– Я ничего плохого не сделала! Мне надо домой. Меня мама ждет.

– Можешь забыть о своей прошлой жизни. Ты никогда в нее больше не вернешься.

– Нет! Я не верю, не верю!

– Теперь ты моя, и правило у нас только одно: ты мне подчиняешься и уважаешь, либо я тебя наказываю.

– Что вам от меня надо? Зачем я вам? Я всего лишь студентка. У меня ничего нет, кроме бабушкиной квартиры.

– Ты больше не студентка. Ты товар и будешь меня слушаться, а я буду тебя учить.

Наконец мои глаза привыкли к темноте, и я вижу высокую тень у дверей. Он стоит полубоком ко мне. В капюшоне.

– Чему учить? Чему?!

– Как быть рабыней. Я тебя вышколю или…

– Или что?

– Или сломаю.

Услышанное окатом ледяной воды проносится по венам, этого не может быть, не так, не со мной точно.

– Я не ваш товар! Я не ваша рабыня!

– Скоро ты будешь думать и говорить иначе.

Он нажал на ручку двери, а мне стало страшно, что я снова останусь одна в этой темноте.

– Стойте! Пожалуйста, скажите, как вас зовут?

– Для тебя я Хозяин. Или Господин. Я даю тебе право выбора, как ты можешь меня называть, – пробасил своим низким голосом и вышел за дверь. Я услышала, как щелкнул замок. Мой похититель закрыл меня на ключ, я снова оказалась одна голая в этой кромешной тьме.

Глава 4

Я не помню себя до десяти лет. Так, только обрывками мелькает церковь. Мать часто туда ходила, и все, что я о ней помню, – размытый, нечеткий образ.

Я не знаю своего происхождения и места, где родился. Вероятно, это было слишком неважным и быстро стерлось из памяти, сменившись чем-то иным.

Мое самое раннее детское воспоминание – это кровь, грязь и тухлый отвратный запах, от которого хотелось содрать с себя кожу и провариться в спирту.

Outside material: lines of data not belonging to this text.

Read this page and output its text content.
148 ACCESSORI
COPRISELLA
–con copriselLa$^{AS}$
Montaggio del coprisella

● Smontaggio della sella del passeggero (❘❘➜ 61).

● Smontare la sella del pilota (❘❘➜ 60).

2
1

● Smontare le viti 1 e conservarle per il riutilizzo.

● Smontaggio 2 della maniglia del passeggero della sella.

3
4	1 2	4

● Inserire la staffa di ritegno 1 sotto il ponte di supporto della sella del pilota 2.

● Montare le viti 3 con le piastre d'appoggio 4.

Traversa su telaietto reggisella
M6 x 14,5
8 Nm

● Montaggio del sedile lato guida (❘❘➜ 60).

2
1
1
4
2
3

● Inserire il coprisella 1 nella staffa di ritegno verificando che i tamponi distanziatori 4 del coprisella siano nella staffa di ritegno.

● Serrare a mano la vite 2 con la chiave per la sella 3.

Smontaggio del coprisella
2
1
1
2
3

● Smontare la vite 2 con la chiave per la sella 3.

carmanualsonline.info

Мне было десять, когда меня поймали на улице и затолкали в фургон, ударили с размаху по лицу и вкололи какую-то дрянь, после которой меня вырубило на несколько часов. Или дней, потому что, когда я пришел в себя в фургоне, там уже были другие дети. Много. Много детей.

Было похоже, что мы пересекали границу, потому что совсем скоро я впервые услышал другой язык, много разных языков.

Иврит, турецкий, русский и арабский. Тогда я не понимал ни одного из этих языков, но на них говорили другие дети, которых мы подбирали по пути. Маленькие, от четырех до двенадцати лет. Мальчики и девочки с разным цветом волос и глаз. Большинство из них спали, но некоторые просыпались и начинали скулить, ходили под себя, или их просто тошнило от страха.

Мне тогда впервые показалось, что я попал в ад, но я ошибся. Это было чистилище, настоящий ад был впереди.

Мы ехали шесть или семь суток с небольшими остановками и пересекли несколько границ. Я не знал, где мы находимся и куда нас везут. За рулем был водитель, рядом с ним охранник, а еще один в кузове.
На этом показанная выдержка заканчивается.